Thanks MrsPnut They implied they would be starting treatment very fast as well but will see on Friday, I may have misunderstood a bit as I was a bit in shock but they said something like just because I was seeing a surgeon and a nurse on Friday it didnt mean they definitely would rush me into surgery then. They said sometimes they do chemo or radio first I think but no real delays. I would imagine its just a doctors appointment, they said will get biopsy result, treatment plan, type of cancer, maybe grading. Not totally sure but definitely cancer, they said they thought probably not in lymph modes but there are quite a lot of skin changes and a fair size lump. They gave me phone numbers but think they dont know treatment plan until they have looked more and biopsies.

The doctor who examined me pre checks seemed to already know, came in and he said may just examine you and go home. Then he looked and they started talking about biopsies and a treatment plan though said hopefully not needed but sadly tests showed otherwise.

@silkieschickens There are a few of us on this thread, myself included, who are a little down the path you're now treading. I was where you are in June.

Your treatment plan will depend on your biopsy results as breast cancer treatment is very much tailored to the type of cancer you have. Feel free to ask as much as you need at this stage. And the general recommendation is to stay away from Google if you can, although I found trusted sites like cancer research and Macmillan to be useful and very informative at that stage.
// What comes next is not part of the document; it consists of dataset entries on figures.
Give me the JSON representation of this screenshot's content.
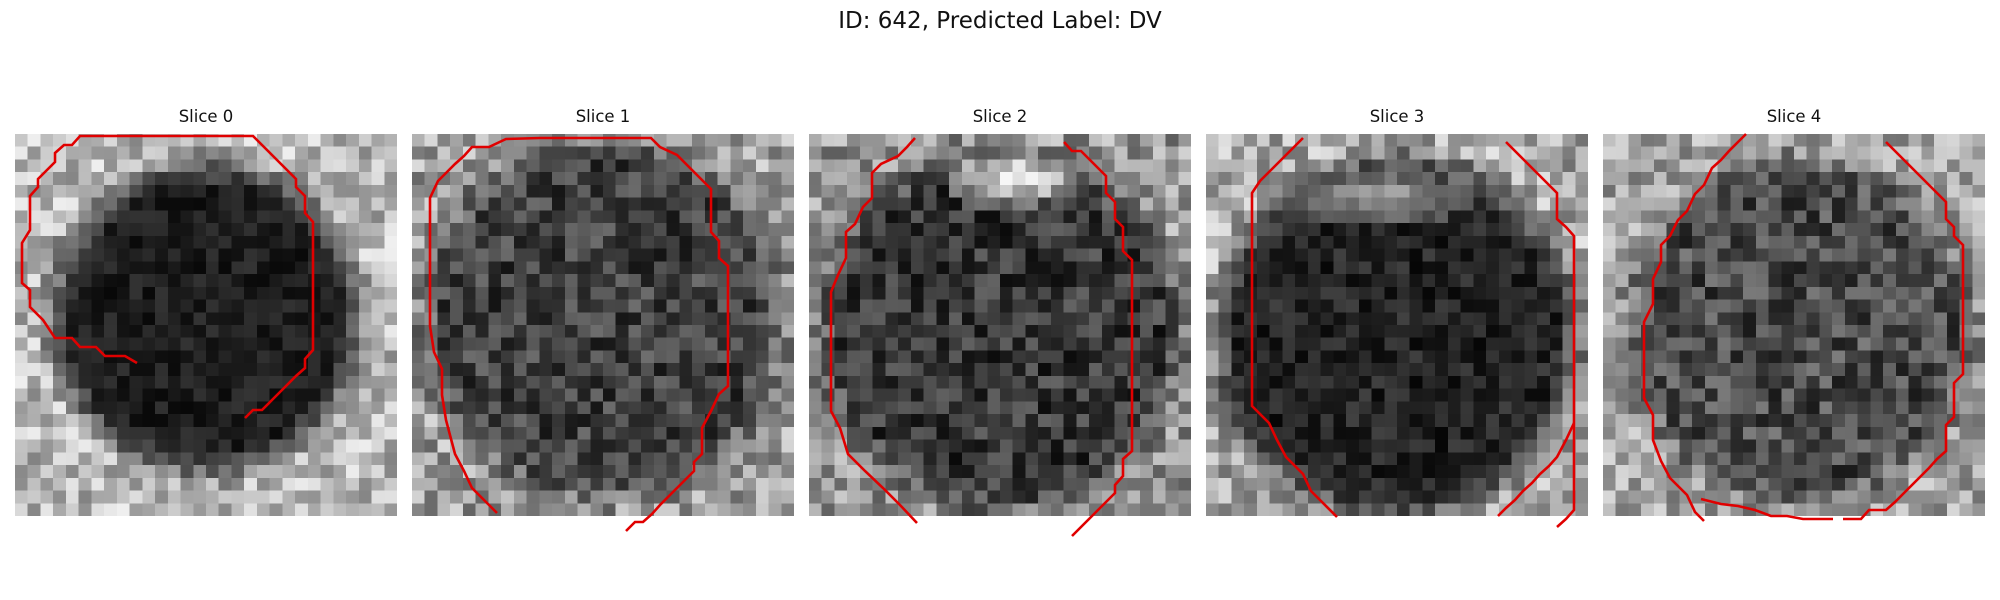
{
  "figure": {
    "title": "ID: 642, Predicted Label: DV"
  },
  "panels": [
    {
      "title": "Slice 0"
    },
    {
      "title": "Slice 1"
    },
    {
      "title": "Slice 2"
    },
    {
      "title": "Slice 3"
    },
    {
      "title": "Slice 4"
    }
  ],
  "colors": {
    "contour": "#e00000",
    "colormap": "gray"
  }
}
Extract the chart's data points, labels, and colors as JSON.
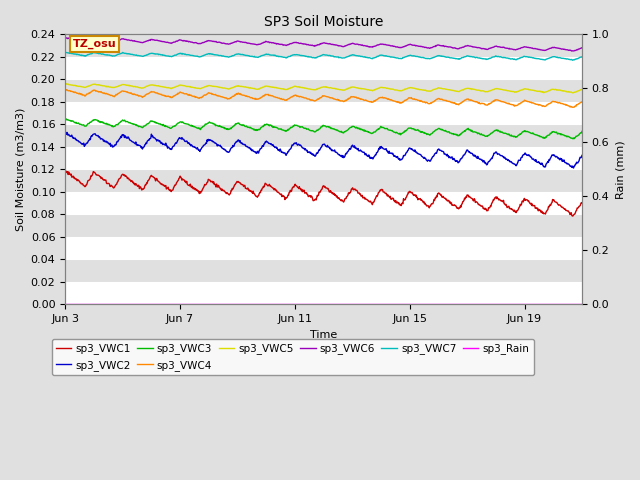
{
  "title": "SP3 Soil Moisture",
  "xlabel": "Time",
  "ylabel_left": "Soil Moisture (m3/m3)",
  "ylabel_right": "Rain (mm)",
  "ylim_left": [
    0.0,
    0.24
  ],
  "ylim_right": [
    0.0,
    1.0
  ],
  "tz_label": "TZ_osu",
  "background_color": "#e0e0e0",
  "series": {
    "sp3_VWC1": {
      "color": "#cc0000"
    },
    "sp3_VWC2": {
      "color": "#0000cc"
    },
    "sp3_VWC3": {
      "color": "#00bb00"
    },
    "sp3_VWC4": {
      "color": "#ff8800"
    },
    "sp3_VWC5": {
      "color": "#dddd00"
    },
    "sp3_VWC6": {
      "color": "#9900bb"
    },
    "sp3_VWC7": {
      "color": "#00bbbb"
    },
    "sp3_Rain": {
      "color": "#ff00ff"
    }
  },
  "xtick_labels": [
    "Jun 3",
    "Jun 7",
    "Jun 11",
    "Jun 15",
    "Jun 19"
  ],
  "xtick_days": [
    0,
    4,
    8,
    12,
    16
  ],
  "yticks_left": [
    0.0,
    0.02,
    0.04,
    0.06,
    0.08,
    0.1,
    0.12,
    0.14,
    0.16,
    0.18,
    0.2,
    0.22,
    0.24
  ],
  "yticks_right": [
    0.0,
    0.2,
    0.4,
    0.6,
    0.8,
    1.0
  ]
}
Sorry to hear your news@Silkieschickens. I went through the same end of July. Now recovering from surgery, all going well. The uncertainty is the hardest.
There is so much to take in- please don’t hesitate to contact your breast cancer nurse or local support group.
There may be further scans etc too once biopsy results are in before treatment. 🌺🌺🌺

S*ilkieschickens
*
I too know exactly how you're feeling. I was diagnosed with breast cancer in June. Lumpectomy in August and having my third chemo next Tuesday.

I've found the forums on Breast Cancer Now and Macmillan a wealth of information and support. I've not gone near Google.

It's a lot to take in and digest. Once you know your plan you will feel more at ease, they waiting for results and appointments is the worst.

@Silkieschickens I'm so sorry. I was really hoping your GP was wrong.

Thanks very much. Was hoping gp would be wrong too though at least was warned. I just wish had spoken to that doctor in June not the other one who said it would be nothing. Having said that it was almost certainly cancer in June as similar symptoms and nothing can do about the past.

They said to stay away from google and that is fine as I see them in 7 days and without type and stage can not tell that much. They have said definitely cancer and definitely surgery but said could be any stage from 1 to 4. It is a fairly big lump and a lot of skin changes but they said they think not in lymph modes which they said is normal route for spreading around body. But will just have to wait and deal with whatever they say.

I asked if they would do an mri and they said it varies depending on what they see, may or may not be further tests before treatment. They gave me their phone numbers though not much I can ask atm. The only thing that confused me was the next appointment saying it did not mean I would definitely have surgery that day so was left wondering could I have surgery that day but think it will just be a meeting and plan.